Sotto questa spinta, il baricentro dell’azione sociale spostò tutta la sua ricchezza e complessità dalla Natura alla sfera umana, delegando al processo relazione → crescita il compito di manifestare l’esistenza di quell’Energia Vitale, innata nella specie umana, capace di rigenerarsi.
Quando poi gli «dèi» cominciarono a morire al pari di tutti gli altri, il patto venne rinegoziato, non potendo rompersi in quanto ciò che è dato mette radici, deposita ricordi e disegna obiettivi. Nacque probabilmente dagli aggiustamenti apportati in questo periodo la molteplicità di culti e riti legati alla Memoria, che, passando da una generazione all’altra, si arricchì di dettagli e sfumature. Ne risultò una galassia multiforme di codici espressivi e procedure ierofaniche capaci di trasmettere l’idea della presenza dell’Assoluto come fattore di protezione dell’uomo (M. Eliade, Il mito dell’eterno ritorno. Archetipi e ripetizioni, Lindau, Torino, 2018).

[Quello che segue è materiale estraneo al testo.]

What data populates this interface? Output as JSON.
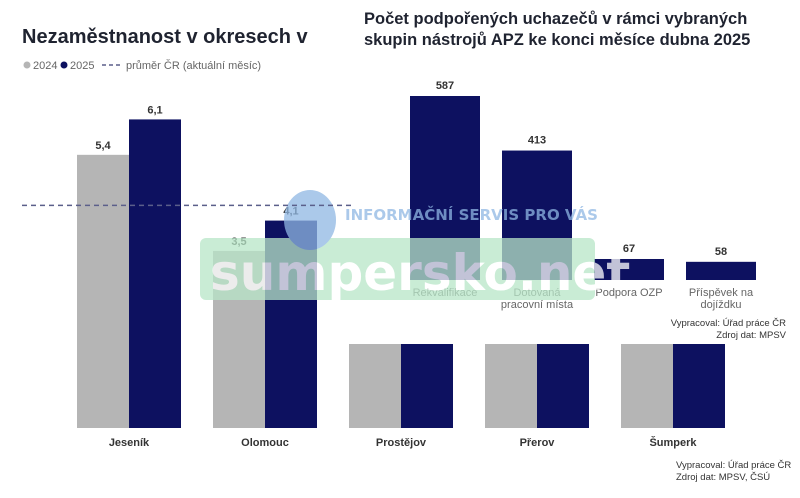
{
  "colors": {
    "y2024": "#b5b5b5",
    "y2025": "#0d1160",
    "avg_line": "#5b5f8a",
    "watermark_green": "#b8e6c8",
    "watermark_blue": "#8fb7e3"
  },
  "watermark": {
    "line1": "INFORMAČNÍ SERVIS PRO VÁS",
    "line2": "sumpersko.net"
  },
  "chart_data": [
    {
      "type": "bar",
      "title": "Nezaměstnanost v okresech v",
      "legend": {
        "placement": "top-left",
        "y2024_label": "2024",
        "y2025_label": "2025",
        "avg_label": "průměr ČR (aktuální měsíc)"
      },
      "categories": [
        "Jeseník",
        "Olomouc",
        "Prostějov",
        "Přerov",
        "Šumperk"
      ],
      "series": [
        {
          "name": "2024",
          "values": [
            5.4,
            3.5,
            null,
            null,
            null
          ],
          "labels": [
            "5,4",
            "3,5",
            "",
            "",
            ""
          ]
        },
        {
          "name": "2025",
          "values": [
            6.1,
            4.1,
            null,
            null,
            null
          ],
          "labels": [
            "6,1",
            "4,1",
            "",
            "",
            ""
          ]
        }
      ],
      "average_cr": 4.4,
      "ylim": [
        0,
        6.8
      ],
      "source": {
        "line1": "Vypracoval: Úřad práce ČR",
        "line2": "Zdroj dat: MPSV, ČSÚ"
      }
    },
    {
      "type": "bar",
      "title_line1": "Počet podpořených uchazečů v rámci vybraných",
      "title_line2": "skupin nástrojů APZ ke konci měsíce dubna 2025",
      "categories": [
        {
          "line1": "Rekvalifikace",
          "line2": ""
        },
        {
          "line1": "Dotovaná",
          "line2": "pracovní místa"
        },
        {
          "line1": "Podpora OZP",
          "line2": ""
        },
        {
          "line1": "Příspěvek na",
          "line2": "dojíždku"
        }
      ],
      "values": [
        587,
        413,
        67,
        58
      ],
      "labels": [
        "587",
        "413",
        "67",
        "58"
      ],
      "ylim": [
        0,
        600
      ],
      "source": {
        "line1": "Vypracoval: Úřad práce ČR",
        "line2": "Zdroj dat: MPSV"
      }
    }
  ]
}
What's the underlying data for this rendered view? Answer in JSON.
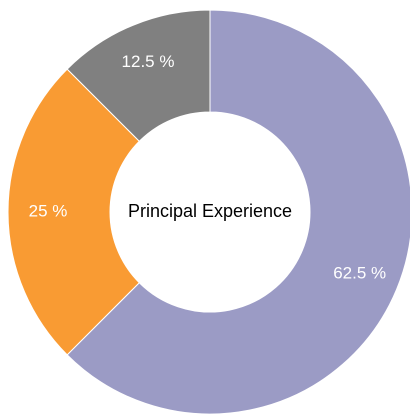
{
  "chart_data": {
    "type": "pie",
    "title": "Principal Experience",
    "categories": [
      null,
      null,
      null
    ],
    "values": [
      62.5,
      25,
      12.5
    ],
    "value_labels": [
      "62.5 %",
      "25 %",
      "12.5 %"
    ],
    "colors": [
      "#9b9bc5",
      "#f99b33",
      "#808080"
    ]
  }
}
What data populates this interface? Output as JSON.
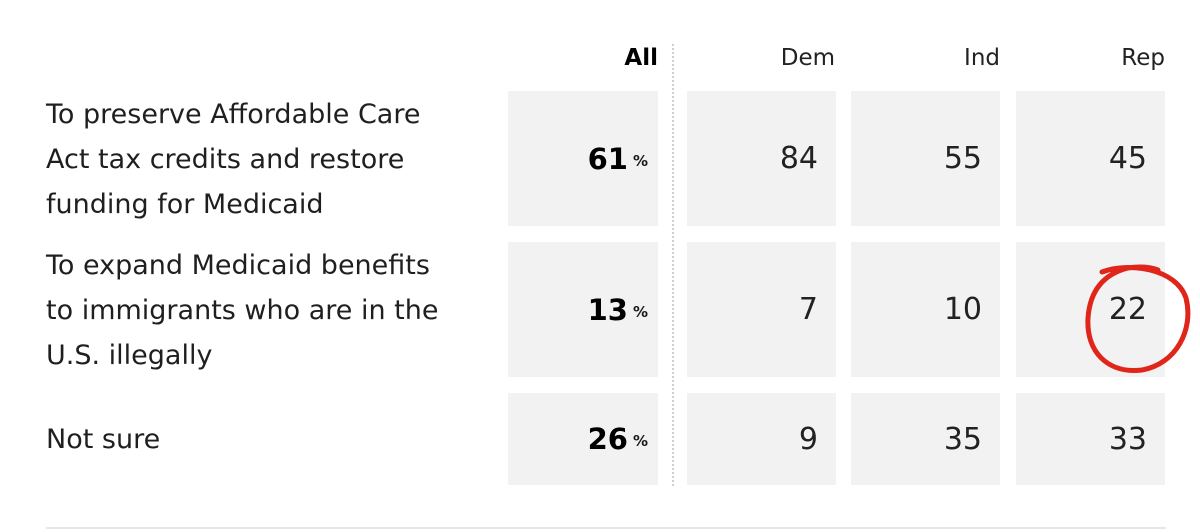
{
  "chart_data": {
    "type": "table",
    "columns": [
      "All",
      "Dem",
      "Ind",
      "Rep"
    ],
    "percent_symbol": "%",
    "rows": [
      {
        "label_lines": [
          "To preserve Affordable Care",
          "Act tax credits and restore",
          "funding for Medicaid"
        ],
        "all": "61",
        "dem": "84",
        "ind": "55",
        "rep": "45"
      },
      {
        "label_lines": [
          "To expand Medicaid benefits",
          "to immigrants who are in the",
          "U.S. illegally"
        ],
        "all": "13",
        "dem": "7",
        "ind": "10",
        "rep": "22"
      },
      {
        "label_lines": [
          "Not sure"
        ],
        "all": "26",
        "dem": "9",
        "ind": "35",
        "rep": "33"
      }
    ],
    "highlight": {
      "row": 1,
      "column": "Rep",
      "color": "#e0261b"
    }
  }
}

Così congegnata, la «fecondazione metafisica» prodotta dagli insegnamenti dei primi Maestri dell’umanità andò avanti a produrre frutti per un lungo periodo: il Sacro prosperava nella vita reale, mentre il Mito orientava quella spirituale.
Fino a quando l’uomo moderno, posseduto dalla scimmia dello scientismo, derubricò a semplice letteratura ciò che in realtà era «Storia Esemplare» (Eliade, op. cit.), ovvero narrazione archetipale creata per descrivere situazioni e avvenimenti situati in principio, nel tempo sacro che appartenne alle Origini.

 

La realtà ignora la fantasia

Partito da un nucleo storico, ovvero dall’esperienza reale, il Mito fu caricato in seguito di importanti verità culturali e spirituali, diventando «narrazione atemporale». Ammettiamo pure che passando di mano in mano alcuni eroi, o sovrani carismatici, siano stati impropriamente elevati a divinità, o che importanti allegorie abbiano generato equivoci e fraintendimenti. Ma i ritocchi formali non hanno intaccato l’essenza del messaggio originario, né giustificano l’atteggiamento di sufficienza riservato alla mitologia, diventata negli ultimi secoli talmente estranea «all’esperienza dello studioso da indurlo a negarne la realtà» (Robert Graves, nell’introduzione a The New Larousse Encyclopedia of Mythology, 1989).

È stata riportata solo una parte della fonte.